Bonne décision, mauvaise raison

Caroline Cayeux, ministre des collectivités territoriales, a donc été démissionnée du gouvernement, sur proposition de la première ministre, et son acceptation par le président de la république. Enfin, serait-on tenté de dire. Caroline Cayeux, c’est cette ministre qui a défrayé la chronique, il n’y a pas si longtemps par des déclarations intempestives sur les homosexuels, qualifiés de « ces gens-là ». Des propos qu’elle a tenté de faire passer pour des maladresses, alors que son engagement passé en faveur de la Manif’ pour tous trahit des positions homophobes de longue date. Alors que le président laissait la situation pourrir gentiment, tablant sur le fait, avéré, que les Français ne connaissaient pas leurs ministres, à quelques exceptions près, voilà que surgit une nouvelle affaire.

Cette fois, c’est la Haute autorité pour la transparence de la vie publique qui a épinglé la ministre sur le montant de ses déclarations de patrimoine, jugées sous-évaluées, ce que conteste l’ex-ministre. Se drapant dans sa dignité offensée, elle se déclare outragée par la suspicion que fait peser la HATVP sur son honnêteté. Pour un peu, elle accuserait le juge de partialité. Elle maintient donc ses déclarations, à tous les sens du terme, et se saisit de ce prétexte pour présenter une démission honorable à ses yeux, et, elle l’espère, à ceux des Français. Il me semble que si la fameuse commission chargée de la vérification des déclarations des membres du gouvernement existe, c’est bien parce que des précédents ont mis en lumière la tendance à sous-évaluer son patrimoine quand on exerce des responsabilités. Remettre en question l’impartialité de cette instance, à moins d’en apporter des preuves, est une atteinte à la démocratie. Elle se place elle-même dans une situation impossible, qui veut que pour la croire on soit obligé d’attaquer une institution de contrôle qui est et doit rester indépendante.

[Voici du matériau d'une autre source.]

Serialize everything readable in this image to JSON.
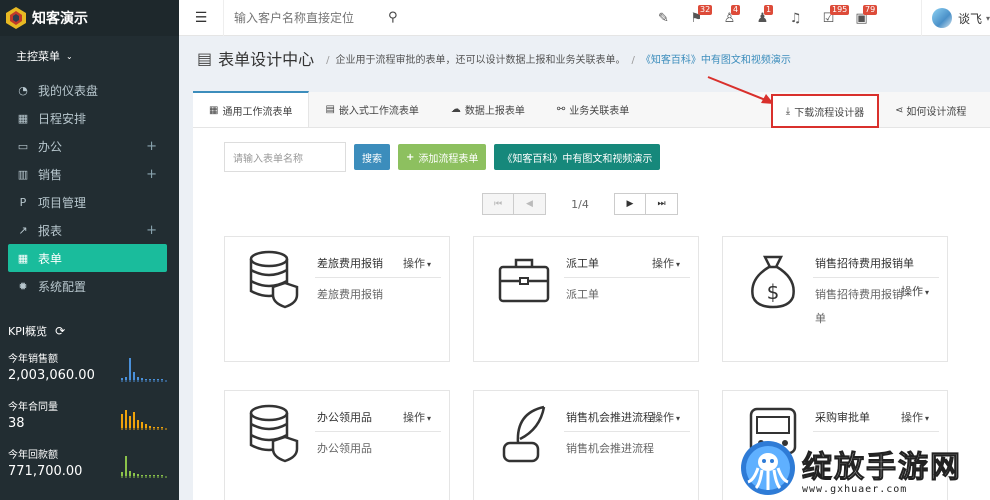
{
  "app": {
    "title": "知客演示"
  },
  "sidebar": {
    "menu_title": "主控菜单",
    "items": [
      {
        "label": "我的仪表盘",
        "icon": "dashboard-icon",
        "glyph": "◔",
        "plus": ""
      },
      {
        "label": "日程安排",
        "icon": "calendar-icon",
        "glyph": "▦",
        "plus": ""
      },
      {
        "label": "办公",
        "icon": "desktop-icon",
        "glyph": "▭",
        "plus": "+"
      },
      {
        "label": "销售",
        "icon": "bar-chart-icon",
        "glyph": "▥",
        "plus": "+"
      },
      {
        "label": "项目管理",
        "icon": "project-icon",
        "glyph": "P",
        "plus": ""
      },
      {
        "label": "报表",
        "icon": "line-chart-icon",
        "glyph": "↗",
        "plus": "+"
      },
      {
        "label": "表单",
        "icon": "table-icon",
        "glyph": "▦",
        "plus": ""
      },
      {
        "label": "系统配置",
        "icon": "gear-icon",
        "glyph": "✹",
        "plus": ""
      }
    ],
    "active_index": 6,
    "kpi_title": "KPI概览",
    "kpis": [
      {
        "label": "今年销售额",
        "value": "2,003,060.00",
        "color": "#4a90d9"
      },
      {
        "label": "今年合同量",
        "value": "38",
        "color": "#f0a30a"
      },
      {
        "label": "今年回款额",
        "value": "771,700.00",
        "color": "#8bc34a"
      }
    ]
  },
  "topbar": {
    "search_placeholder": "输入客户名称直接定位",
    "icons": [
      {
        "name": "magic-wand-icon",
        "glyph": "✎",
        "badge": ""
      },
      {
        "name": "flag-icon",
        "glyph": "⚑",
        "badge": "32"
      },
      {
        "name": "user-lock-icon",
        "glyph": "♙",
        "badge": "4"
      },
      {
        "name": "user-remove-icon",
        "glyph": "♟",
        "badge": "1"
      },
      {
        "name": "bell-icon",
        "glyph": "♫",
        "badge": ""
      },
      {
        "name": "calendar-check-icon",
        "glyph": "☑",
        "badge": "195"
      },
      {
        "name": "briefcase-icon",
        "glyph": "▣",
        "badge": "79"
      }
    ],
    "user_name": "谈飞"
  },
  "page": {
    "title": "表单设计中心",
    "description": "企业用于流程审批的表单，还可以设计数据上报和业务关联表单。",
    "separator": "/",
    "link": "《知客百科》中有图文和视频演示"
  },
  "tabs": [
    {
      "label": "通用工作流表单",
      "icon": "table-icon",
      "glyph": "▦"
    },
    {
      "label": "嵌入式工作流表单",
      "icon": "file-icon",
      "glyph": "▤"
    },
    {
      "label": "数据上报表单",
      "icon": "cloud-upload-icon",
      "glyph": "☁"
    },
    {
      "label": "业务关联表单",
      "icon": "link-icon",
      "glyph": "⚯"
    }
  ],
  "tab_actions": {
    "download": "下载流程设计器",
    "howto": "如何设计流程"
  },
  "toolbar": {
    "search_placeholder": "请输入表单名称",
    "search_button": "搜索",
    "add_button": "添加流程表单",
    "wiki_button": "《知客百科》中有图文和视频演示"
  },
  "pager": {
    "info": "1/4"
  },
  "cards": [
    {
      "title": "差旅费用报销",
      "desc": "差旅费用报销",
      "icon": "database-shield-icon",
      "op": "操作"
    },
    {
      "title": "派工单",
      "desc": "派工单",
      "icon": "briefcase-icon",
      "op": "操作"
    },
    {
      "title": "销售招待费用报销单",
      "desc": "销售招待费用报销单",
      "icon": "money-bag-icon",
      "op": "操作"
    },
    {
      "title": "办公领用品",
      "desc": "办公领用品",
      "icon": "database-shield-icon",
      "op": "操作"
    },
    {
      "title": "销售机会推进流程",
      "desc": "销售机会推进流程",
      "icon": "quill-pen-icon",
      "op": "操作"
    },
    {
      "title": "采购审批单",
      "desc": "",
      "icon": "bus-icon",
      "op": "操作"
    }
  ],
  "watermark": {
    "text": "绽放手游网",
    "url": "www.gxhuaer.com"
  }
}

La plupart des cas de ce type sont d’ailleurs ignorés du public. De même qu’un redressement fiscal, si la bonne foi est retenue, le justiciable se contente de rectifier sa déclaration pour tenir compte des observations de l’administration. Par orgueil, ou par maladresse, encore, Caroline Cayeux aurait présenté sa démission à la suite de ces nouveaux démêlés. C’est un secret de polichinelle que les démissions « volontaires » des ministres sont en réalité directement inspirées par le chef de l’état. Emmanuel Macron aura voulu sanctionner Caroline Cayeux à retardement pour ses positions homophobes, alors qu’il a soutenu Agnès Pannier-Runacher récemment mise en cause pour de possibles conflits d’intérêts. N’oublions pas non plus que l’actuel président, quand il était simple ministre de l’économie, avait lui aussi été soupçonné dans la presse d’une sous-évaluation de patrimoine, ce qui n’a rien d’infâmant en soi. Mais ça commence à faire beaucoup de suspicions.